Si ce narratif caricatural tend à s’estomper à l’échelle nationale à mesure que progresse la sympathie pour la cause palestinienne, le soutien à Israël s’est en revanche renforcé au sein de l’électorat républicain. Les évangélistes, en particulier, représentent près de 30% de l’électorat et considèrent ainsi que le « retour à Sion » hâtera la venue du messie. Face à l’hostilité grandissante des Juifs étatsuniens pour le gouvernement israélien, ce dernier estime désormais que cette communauté est son meilleur relais. Et qu’importe si, pour les « sionistes chrétiens », les Juifs sont voués à se convertir ou à griller en enfer…
Une idylle en péril ?
L’offensive à Gaza a toutefois nourri les critiques contre cette relation privilégiée. « Une superpuissance fait ce qu’elle estime être dans son intérêt et ses partenaires dans la région s’adaptent. L’administration Biden, en revanche, agit comme un chien remué par sa propre queue », déplorait le 4 octobre dernier Andrew Exum dans The Atlantic. Parmi les objectifs menacés par la « guerre sans fin » de Netanyahou, la stabilité de la navigation en mer Rouge, lourdement perturbée par les attaques des Houthis du Yémen en solidarité avec les Palestiniens.
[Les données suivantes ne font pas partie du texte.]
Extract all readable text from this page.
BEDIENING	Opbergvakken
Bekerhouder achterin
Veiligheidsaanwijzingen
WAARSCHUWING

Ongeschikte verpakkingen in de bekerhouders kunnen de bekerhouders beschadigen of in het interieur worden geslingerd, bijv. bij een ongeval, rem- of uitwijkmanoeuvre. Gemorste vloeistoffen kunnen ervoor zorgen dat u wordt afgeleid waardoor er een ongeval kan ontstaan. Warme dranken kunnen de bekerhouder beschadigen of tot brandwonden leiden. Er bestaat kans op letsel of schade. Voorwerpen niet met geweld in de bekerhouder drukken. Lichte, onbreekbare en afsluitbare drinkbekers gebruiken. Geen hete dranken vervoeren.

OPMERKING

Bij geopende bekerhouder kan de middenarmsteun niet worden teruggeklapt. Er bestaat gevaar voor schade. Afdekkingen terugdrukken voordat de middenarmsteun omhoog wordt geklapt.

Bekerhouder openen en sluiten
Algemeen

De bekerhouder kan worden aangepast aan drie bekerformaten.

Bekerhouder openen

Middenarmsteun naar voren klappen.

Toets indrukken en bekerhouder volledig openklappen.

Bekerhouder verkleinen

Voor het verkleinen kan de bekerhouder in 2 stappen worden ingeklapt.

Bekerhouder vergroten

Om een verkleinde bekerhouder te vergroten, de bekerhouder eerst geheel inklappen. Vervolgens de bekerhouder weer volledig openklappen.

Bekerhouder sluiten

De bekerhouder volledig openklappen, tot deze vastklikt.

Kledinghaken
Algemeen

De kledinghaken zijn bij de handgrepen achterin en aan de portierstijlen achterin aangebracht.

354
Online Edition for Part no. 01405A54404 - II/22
Il en va de même de la question palestinienne, clé de la pacification régionale, que l’inconditionnalité de l’aide états-unienne autorise Israël à enterrer sur le terrain. « Quelle incitation Israël rencontre-t-il à changer de cap lorsque l’État le plus puissant du monde refuse de conditionner ses niveaux profonds de soutien politique, économique et militaire ? » interroge ainsi le 22 mars dernier le chercheur John Hoffman du Cato Institute dans Foreign Policy. La perte de centralité du Moyen-Orient pour les États-Unis, aujourd’hui pratiquement autosuffisants sur le plan énergétique, et désormais tournés vers l’Asie, peut, elle aussi, amoindrir l’intérêt stratégique de l’alliance avec Israël.
L’emprise du lobby pro-israélien sur le camp conservateur présente des signes de fractures, avant tout du fait de son tournant isolationniste, et donc rétif par principe à l’aide militaire à l’étranger.
L’influence du lobbying pro-israélien sur les sphères dirigeantes pourrait par ailleurs être mise à mal par le basculement de l’électorat démocrate en faveur des Palestiniens. Même son emprise sur le camp conservateur présente des signes de fractures, avant tout du fait de son tournant isolationniste, et donc rétif par principe à l’aide militaire à l’étranger. Le 21 mai dernier, le très trumpiste député du Kentucky Thomas Massie a ainsi remporté une victoire éclatante aux primaires malgré d’importants moyens déployés par l’Aipac contre lui en raison de ses votes contre le soutien à Israël. Un fait anecdotique, au regard de l’ancrage massivement pro-israélien des républicains, mais qui contribue à laisser penser qu’aussi solide que soit la « relation spéciale », elle n’en est pas pour autant vouée à rester immuable.